A nossa democracia representativa perdeu legitimidade neste domingo.

Três meses adentro do novo governo, democraticamente eleito, diplomado pelas vias legais, presenciamos centenas de milhares de pessoas na Paulista exigindo todo tipo de coisa: o impeachment, a renúncia, o fim dos partidos políticos, o “fim da corrupção”, a cassação de uma ou outra figura, até mesmo (em pequenos números) o retorno de um regime militar ou a instalação de regimes fascistas. Teve suástica na Paulista. Teve jornalista hostilizado. Teve gente chutando cachorro porque tava com lenço vermelho. Teve gente enforcando bonecos da presidenta na ponte. Teve gente queimando sede do PT. E teve gente que saiu às ruas só para pedir um país melhor, na maior parte.

Os motivos que levaram essas pessoas para fora de casa importam menos do que a insatisfação que elas representam. Houve pouca educação política nas ruas, mas isso é irrelevante: o poder que emana do povo afeta o funcionamento do governo diretamente, seja ele caótico ou arrazoado. O sentimento geral, de que a corrupção e o distanciamento entre pessoas e políticos esta maior do que nunca, não pode deixar de ser ouvido porque tem seus motivos para existir.

Há realidades duras que o Brasil precisa encarar, e cujas implicações nem sempre serão fáceis de resolver. Não conseguimos, em 30 anos, implementar uma Reforma Política de fato, nem a Reforma Agrária, nem a Reforma Tributária, nem uma Regulação da Mídia bem equilibrada. Arrastamos as reformas dos Códigos Penal e Civil com a barriga, sem falar na própria reforma do Judiciário, e não houve uma atualização bem-intencionada da CLT. O predomínio do poder econômico, em todos esses casos, impediu que o nosso Congresso avançasse sobre qualquer um desses temas.

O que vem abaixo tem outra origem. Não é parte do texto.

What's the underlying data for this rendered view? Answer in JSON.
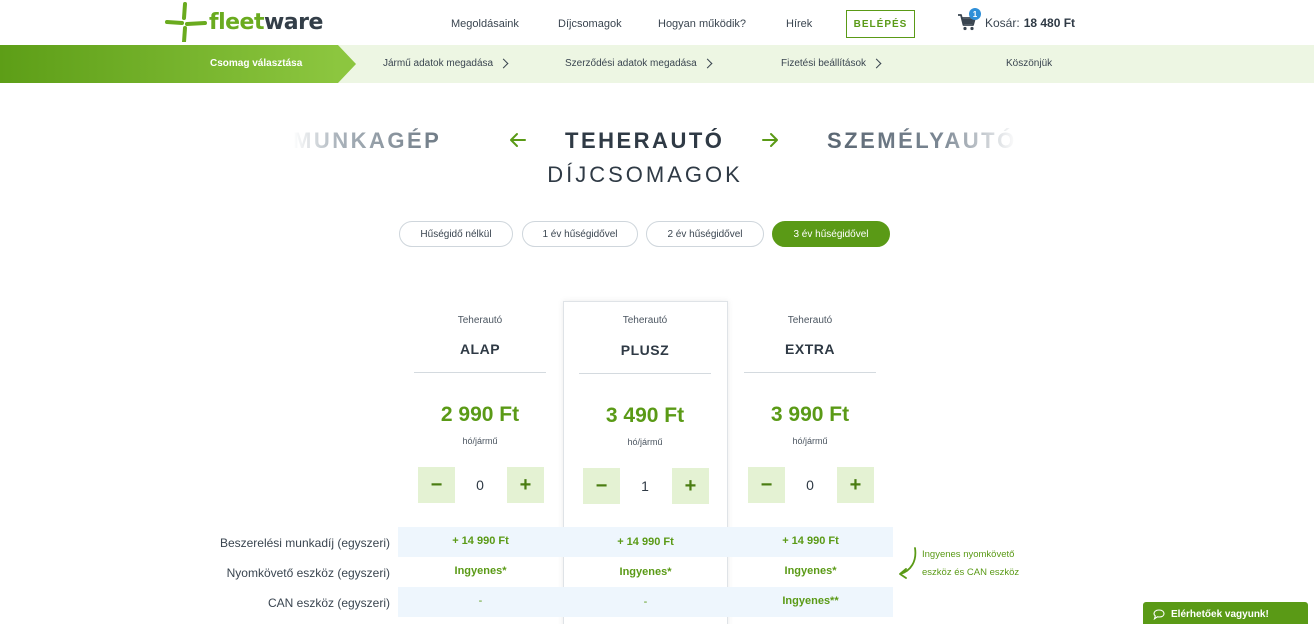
{
  "header": {
    "logo": {
      "part1": "fleet",
      "part2": "ware"
    },
    "nav": [
      "Megoldásaink",
      "Díjcsomagok",
      "Hogyan működik?",
      "Hírek"
    ],
    "login_label": "BELÉPÉS",
    "cart": {
      "badge": "1",
      "label": "Kosár:",
      "total": "18 480 Ft"
    }
  },
  "steps": [
    "Csomag választása",
    "Jármű adatok megadása",
    "Szerződési adatok megadása",
    "Fizetési beállítások",
    "Köszönjük"
  ],
  "categories": {
    "prev": "MUNKAGÉP",
    "current": "TEHERAUTÓ",
    "next": "SZEMÉLYAUTÓ"
  },
  "subtitle": "DÍJCSOMAGOK",
  "commitment": {
    "options": [
      "Hűségidő nélkül",
      "1 év hűségidővel",
      "2 év hűségidővel",
      "3 év hűségidővel"
    ],
    "selected": "3 év hűségidővel"
  },
  "packages": [
    {
      "type": "Teherautó",
      "name": "ALAP",
      "price": "2 990 Ft",
      "unit": "hó/jármű",
      "qty": "0"
    },
    {
      "type": "Teherautó",
      "name": "PLUSZ",
      "price": "3 490 Ft",
      "unit": "hó/jármű",
      "qty": "1"
    },
    {
      "type": "Teherautó",
      "name": "EXTRA",
      "price": "3 990 Ft",
      "unit": "hó/jármű",
      "qty": "0"
    }
  ],
  "features": [
    {
      "label": "Beszerelési munkadíj (egyszeri)",
      "values": [
        "+ 14 990 Ft",
        "+ 14 990 Ft",
        "+ 14 990 Ft"
      ]
    },
    {
      "label": "Nyomkövető eszköz (egyszeri)",
      "values": [
        "Ingyenes*",
        "Ingyenes*",
        "Ingyenes*"
      ]
    },
    {
      "label": "CAN eszköz (egyszeri)",
      "values": [
        "-",
        "-",
        "Ingyenes**"
      ]
    }
  ],
  "note": {
    "line1": "Ingyenes nyomkövető",
    "line2": "eszköz és CAN eszköz"
  },
  "chat_label": "Elérhetőek vagyunk!",
  "colors": {
    "brand_green": "#5a9a16",
    "light_green": "#8cc63f",
    "step_bg": "#edf6e3",
    "row_bg": "#eef6fd",
    "badge_blue": "#2f8fd8"
  }
}
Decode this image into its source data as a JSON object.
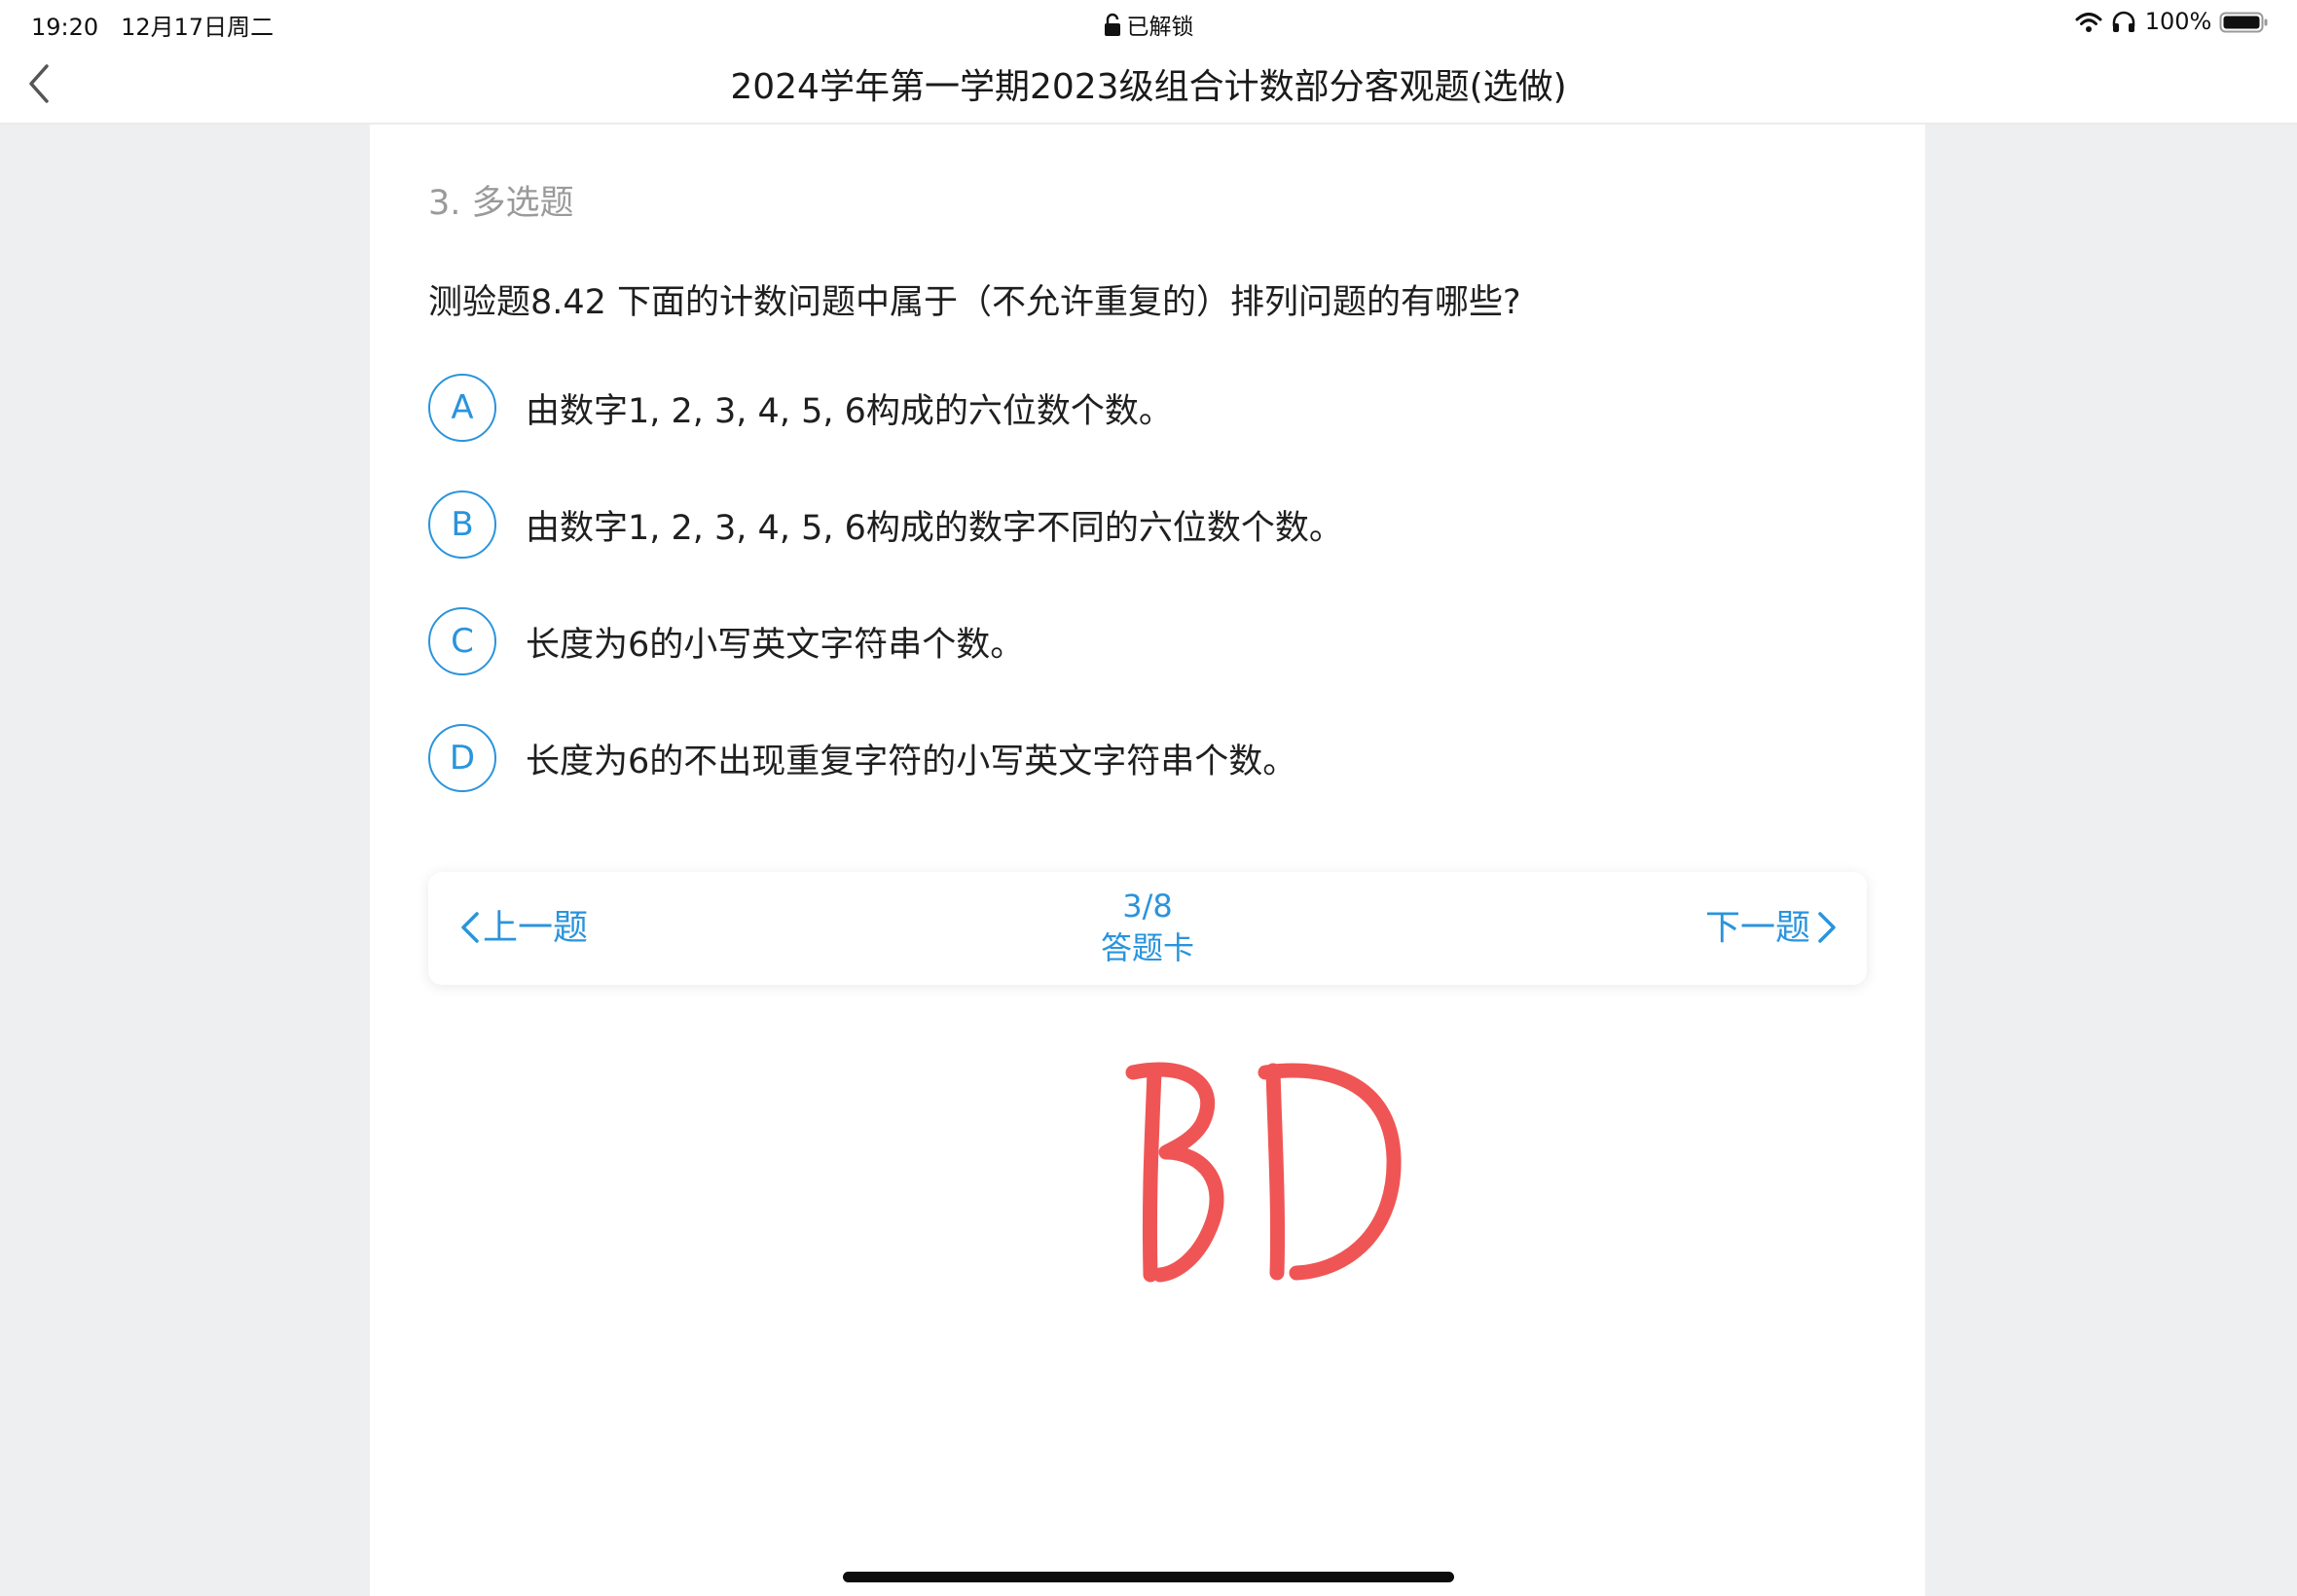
{
  "status_bar": {
    "time": "19:20",
    "date": "12月17日周二",
    "lock_status": "已解锁",
    "battery": "100%",
    "icons": [
      "lock-icon",
      "wifi-icon",
      "headphones-icon",
      "battery-icon"
    ]
  },
  "nav": {
    "back_icon": "chevron-left-icon",
    "title": "2024学年第一学期2023级组合计数部分客观题(选做)"
  },
  "question": {
    "type_label": "3. 多选题",
    "text": "测验题8.42 下面的计数问题中属于（不允许重复的）排列问题的有哪些?",
    "options": [
      {
        "letter": "A",
        "text": "由数字1, 2, 3, 4, 5, 6构成的六位数个数。"
      },
      {
        "letter": "B",
        "text": "由数字1, 2, 3, 4, 5, 6构成的数字不同的六位数个数。"
      },
      {
        "letter": "C",
        "text": "长度为6的小写英文字符串个数。"
      },
      {
        "letter": "D",
        "text": "长度为6的不出现重复字符的小写英文字符串个数。"
      }
    ]
  },
  "pager": {
    "prev_label": "上一题",
    "next_label": "下一题",
    "page_indicator": "3/8",
    "answer_card_label": "答题卡"
  },
  "handwritten_answer": "BD",
  "colors": {
    "accent": "#2a94dc",
    "handwriting": "#f05555",
    "background": "#eeeff1",
    "panel": "#ffffff"
  }
}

O mais grave erro de todos foi o fracasso dos governos, tanto pela esquerda quanto pela direita, de implementar a Reforma Política, “a mãe de todas as reformas”. A insatisfação se dá por este motivo: não conseguimos criar um sistema em que o jogo político não dependa da desonestidade para funcionar. Como esta hoje, a política brasileira é viável apenas pelas vias condenáveis: caixa dois, supervalorização de obras e serviços, financiamento privado, lobby religioso, tráfico financeiro para paraísos fiscais, lavagem de dinheiro, relações com o crime organizado e com o capital financeiro (igualmente danosos), etc. Essas práticas não são apenas atalhos para a vitória na vida política, são PRÉ-REQUISITOS dela. São todas heranças da ditadura das quais não conseguimos nos livrar até hoje, e que o tabuleiro do poder joga no colo de qualquer lado do espectro.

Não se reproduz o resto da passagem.